The role of surgical management in recurrent thymic tumors

Ann Thorac Surg. 2012 Jul;94(1):247-54; discussion 254. doi: 10.1016/j.athoracsur.2012.02.092. Epub 2012 May 26.

Abstract

Background: There are few data on outcomes after surgical treatment for recurrent thymic tumors. The aim of this study is to analyze and compare long-term outcomes of treatments for recurrent thymic tumors.
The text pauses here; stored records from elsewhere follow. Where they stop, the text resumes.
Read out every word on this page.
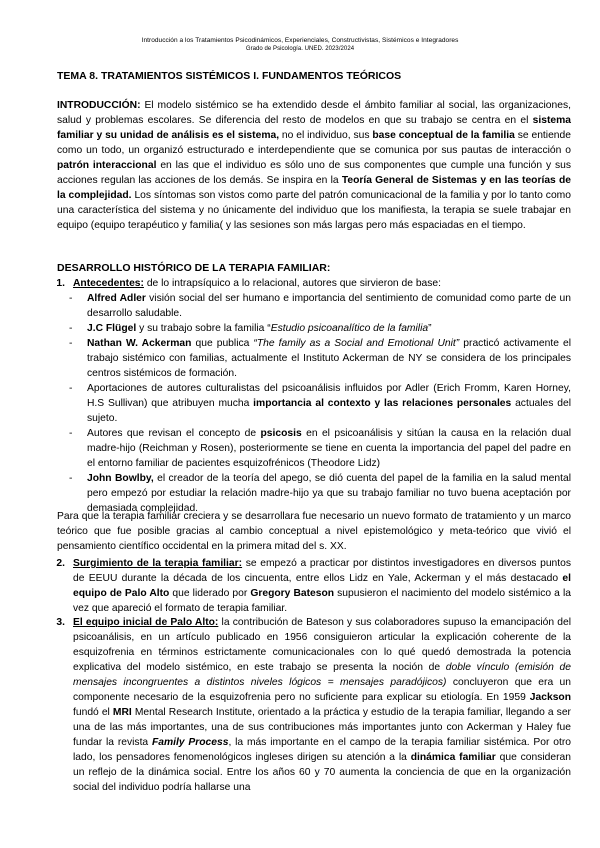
Introducción a los Tratamientos Psicodinámicos, Experienciales, Constructivistas, Sistémicos e Integradores
Grado de Psicología. UNED. 2023/2024
TEMA 8. TRATAMIENTOS SISTÉMICOS I. FUNDAMENTOS TEÓRICOS
INTRODUCCIÓN: El modelo sistémico se ha extendido desde el ámbito familiar al social, las organizaciones, salud y problemas escolares. Se diferencia del resto de modelos en que su trabajo se centra en el sistema familiar y su unidad de análisis es el sistema, no el individuo, sus base conceptual de la familia se entiende como un todo, un organizó estructurado e interdependiente que se comunica por sus pautas de interacción o patrón interaccional en las que el individuo es sólo uno de sus componentes que cumple una función y sus acciones regulan las acciones de los demás. Se inspira en la Teoría General de Sistemas y en las teorías de la complejidad. Los síntomas son vistos como parte del patrón comunicacional de la familia y por lo tanto como una característica del sistema y no únicamente del individuo que los manifiesta, la terapia se suele trabajar en equipo (equipo terapéutico y familia( y las sesiones son más largas pero más espaciadas en el tiempo.
DESARROLLO HISTÓRICO DE LA TERAPIA FAMILIAR:
1. Antecedentes: de lo intrapsíquico a lo relacional, autores que sirvieron de base:
- Alfred Adler visión social del ser humano e importancia del sentimiento de comunidad como parte de un desarrollo saludable.
- J.C Flügel y su trabajo sobre la familia “Estudio psicoanalítico de la familia”
- Nathan W. Ackerman que publica “The family as a Social and Emotional Unit” practicó activamente el trabajo sistémico con familias, actualmente el Instituto Ackerman de NY se considera de los principales centros sistémicos de formación.
- Aportaciones de autores culturalistas del psicoanálisis influidos por Adler (Erich Fromm, Karen Horney, H.S Sullivan) que atribuyen mucha importancia al contexto y las relaciones personales actuales del sujeto.
- Autores que revisan el concepto de psicosis en el psicoanálisis y sitúan la causa en la relación dual madre-hijo (Reichman y Rosen), posteriormente se tiene en cuenta la importancia del papel del padre en el entorno familiar de pacientes esquizofrénicos (Theodore Lidz)
- John Bowlby, el creador de la teoría del apego, se dió cuenta del papel de la familia en la salud mental pero empezó por estudiar la relación madre-hijo ya que su trabajo familiar no tuvo buena aceptación por demasiada complejidad.
Para que la terapia familiar creciera y se desarrollara fue necesario un nuevo formato de tratamiento y un marco teórico que fue posible gracias al cambio conceptual a nivel epistemológico y meta-teórico que vivió el pensamiento científico occidental en la primera mitad del s. XX.
2. Surgimiento de la terapia familiar: se empezó a practicar por distintos investigadores en diversos puntos de EEUU durante la década de los cincuenta, entre ellos Lidz en Yale, Ackerman y el más destacado el equipo de Palo Alto que liderado por Gregory Bateson supusieron el nacimiento del modelo sistémico a la vez que apareció el formato de terapia familiar.
3. El equipo inicial de Palo Alto: la contribución de Bateson y sus colaboradores supuso la emancipación del psicoanálisis, en un artículo publicado en 1956 consiguieron articular la explicación coherente de la esquizofrenia en términos estrictamente comunicacionales con lo qué quedó demostrada la potencia explicativa del modelo sistémico, en este trabajo se presenta la noción de doble vínculo (emisión de mensajes incongruentes a distintos niveles lógicos = mensajes paradójicos) concluyeron que era un componente necesario de la esquizofrenia pero no suficiente para explicar su etiología. En 1959 Jackson fundó el MRI Mental Research Institute, orientado a la práctica y estudio de la terapia familiar, llegando a ser una de las más importantes, una de sus contribuciones más importantes junto con Ackerman y Haley fue fundar la revista Family Process, la más importante en el campo de la terapia familiar sistémica. Por otro lado, los pensadores fenomenológicos ingleses dirigen su atención a la dinámica familiar que consideran un reflejo de la dinámica social. Entre los años 60 y 70 aumenta la conciencia de que en la organización social del individuo podría hallarse una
Methods: Between January 1956 and December 2009, 344 thymic tumors were surgically resected (309 thymomas, 22 thymic carcinomas, 12 thymic carcinoids, and 1 thymolipoma). There were 48 recurrences (13.9%): 30 thymomas, 9 thymic carcinomas, and 9 thymic carcinoids. There were 27 men and 21 women with a median age of 51 years (range, 27 to 83). Retrospective chart review was performed. Relevant factors for recurrence as well as survival and progression-free interval were analyzed.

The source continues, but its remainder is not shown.